Come hear a leading-edge Latin Americanist at the Berks. Why are we so excited about Rivera Garza?
A native of the border (Matamoros, Tamaulipas), Cristina Rivera Garza has lived and taught in Mexico and the United States. She has published extensively on the social construction of mental illness in Mexico and the history of early 20th century Mexican psychiatry. Her research has resulted in books and articles (Spanish and English) as well as award-winning novels, poetry and a widely read blog. She teaches writing, including Research Poetry and Documentary Writing, inside and outside the University of California. A celebrated novelist and poet as well as musician, cultural columnist for a Mexican paper, historian and blogger, she is an ideal keynote-quality panelist for a session on alternative ways of narrating gendered histories.
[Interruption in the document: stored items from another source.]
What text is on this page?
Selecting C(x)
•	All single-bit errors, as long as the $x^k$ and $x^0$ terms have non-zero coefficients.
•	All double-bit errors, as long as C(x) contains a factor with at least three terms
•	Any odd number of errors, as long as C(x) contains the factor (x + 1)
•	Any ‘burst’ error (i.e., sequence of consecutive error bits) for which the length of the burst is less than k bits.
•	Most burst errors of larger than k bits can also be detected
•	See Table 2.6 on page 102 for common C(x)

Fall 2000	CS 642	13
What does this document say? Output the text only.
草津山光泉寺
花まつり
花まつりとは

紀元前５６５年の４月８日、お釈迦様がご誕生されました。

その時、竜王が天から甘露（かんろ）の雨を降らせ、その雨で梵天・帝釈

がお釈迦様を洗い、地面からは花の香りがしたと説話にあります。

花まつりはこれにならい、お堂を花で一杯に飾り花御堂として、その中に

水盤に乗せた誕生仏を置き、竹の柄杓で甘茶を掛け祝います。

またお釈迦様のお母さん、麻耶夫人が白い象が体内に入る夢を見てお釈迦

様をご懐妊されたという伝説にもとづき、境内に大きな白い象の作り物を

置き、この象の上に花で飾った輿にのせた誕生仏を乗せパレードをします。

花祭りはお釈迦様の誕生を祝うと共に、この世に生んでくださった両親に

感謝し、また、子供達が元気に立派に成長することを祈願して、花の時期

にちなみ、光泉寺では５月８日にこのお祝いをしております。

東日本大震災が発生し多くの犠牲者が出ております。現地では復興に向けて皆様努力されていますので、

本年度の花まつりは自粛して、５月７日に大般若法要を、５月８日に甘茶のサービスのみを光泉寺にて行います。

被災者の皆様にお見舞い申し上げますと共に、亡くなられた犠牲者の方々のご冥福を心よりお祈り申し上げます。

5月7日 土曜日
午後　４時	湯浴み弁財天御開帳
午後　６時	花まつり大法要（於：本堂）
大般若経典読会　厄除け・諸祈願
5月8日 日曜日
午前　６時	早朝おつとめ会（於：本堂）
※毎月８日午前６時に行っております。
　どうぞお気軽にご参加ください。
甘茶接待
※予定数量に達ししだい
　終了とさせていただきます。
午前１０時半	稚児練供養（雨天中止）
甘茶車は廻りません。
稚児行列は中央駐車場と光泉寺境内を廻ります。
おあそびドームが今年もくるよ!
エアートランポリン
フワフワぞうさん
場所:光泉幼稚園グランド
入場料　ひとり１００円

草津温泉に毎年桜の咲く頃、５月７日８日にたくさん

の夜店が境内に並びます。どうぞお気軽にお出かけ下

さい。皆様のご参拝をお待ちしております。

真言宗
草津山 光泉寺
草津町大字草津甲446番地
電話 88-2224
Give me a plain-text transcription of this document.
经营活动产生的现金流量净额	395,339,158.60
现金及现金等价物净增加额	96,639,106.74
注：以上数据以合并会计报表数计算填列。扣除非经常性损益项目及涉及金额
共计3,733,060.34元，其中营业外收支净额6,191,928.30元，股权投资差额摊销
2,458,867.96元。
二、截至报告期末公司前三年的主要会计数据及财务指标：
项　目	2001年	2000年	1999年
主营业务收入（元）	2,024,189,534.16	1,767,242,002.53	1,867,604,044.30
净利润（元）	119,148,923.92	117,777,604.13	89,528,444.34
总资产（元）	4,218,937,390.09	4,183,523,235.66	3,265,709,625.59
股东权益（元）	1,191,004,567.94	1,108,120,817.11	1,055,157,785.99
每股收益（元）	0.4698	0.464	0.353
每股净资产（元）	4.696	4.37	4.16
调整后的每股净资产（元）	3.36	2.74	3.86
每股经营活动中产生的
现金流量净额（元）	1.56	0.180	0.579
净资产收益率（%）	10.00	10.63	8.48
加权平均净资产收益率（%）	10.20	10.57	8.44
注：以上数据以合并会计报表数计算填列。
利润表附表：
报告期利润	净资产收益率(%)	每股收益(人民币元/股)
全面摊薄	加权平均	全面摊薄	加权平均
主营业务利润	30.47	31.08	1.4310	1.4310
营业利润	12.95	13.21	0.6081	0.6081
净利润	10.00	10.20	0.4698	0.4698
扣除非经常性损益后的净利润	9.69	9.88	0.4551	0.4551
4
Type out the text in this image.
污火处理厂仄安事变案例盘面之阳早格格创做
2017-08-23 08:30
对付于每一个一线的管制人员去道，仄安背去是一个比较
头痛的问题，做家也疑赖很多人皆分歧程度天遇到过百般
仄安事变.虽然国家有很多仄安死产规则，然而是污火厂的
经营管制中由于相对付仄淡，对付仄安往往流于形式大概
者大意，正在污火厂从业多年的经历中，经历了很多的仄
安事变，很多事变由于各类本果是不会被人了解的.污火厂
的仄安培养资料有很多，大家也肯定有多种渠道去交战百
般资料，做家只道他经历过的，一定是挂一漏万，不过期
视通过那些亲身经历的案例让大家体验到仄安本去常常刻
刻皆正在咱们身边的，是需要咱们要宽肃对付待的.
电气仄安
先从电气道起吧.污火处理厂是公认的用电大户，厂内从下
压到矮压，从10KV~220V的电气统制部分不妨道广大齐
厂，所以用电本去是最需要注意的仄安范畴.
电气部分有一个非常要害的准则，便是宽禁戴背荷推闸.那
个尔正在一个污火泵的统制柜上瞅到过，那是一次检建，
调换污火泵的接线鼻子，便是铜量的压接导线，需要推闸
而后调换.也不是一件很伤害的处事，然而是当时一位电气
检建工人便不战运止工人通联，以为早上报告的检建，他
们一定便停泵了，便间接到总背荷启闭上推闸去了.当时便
Her presentation will address her current work on memory and history being conducted in collaboration with a group of Oaxacan Indigenous women in Mexico.
Roundtable: Alternative Forms and Methods in Narrating Latin American Gender History Cristina Rivera Garza participates in an exciting roundtable that brings together historians of the Americas who, alongside writing academic monographs, present the results of their research in film, social media, literary fiction, poetry and performance. In asking what, if anything, there is about the history of Latin America that makes it particularly productive to consider these alternatives to academic history, she offers historians of other regions the opportunity to reflect on the possibilities this might hold for their work. She suggests paths that run alongside, or even beyond, the broader highway of public history. (Stay tuned for a description of co-panelists and their important documentary, Piedra libre.)
“Writing in Communality: Memory and History in Mexico.”
Cristina Rivera Garza, University of California, San Diego.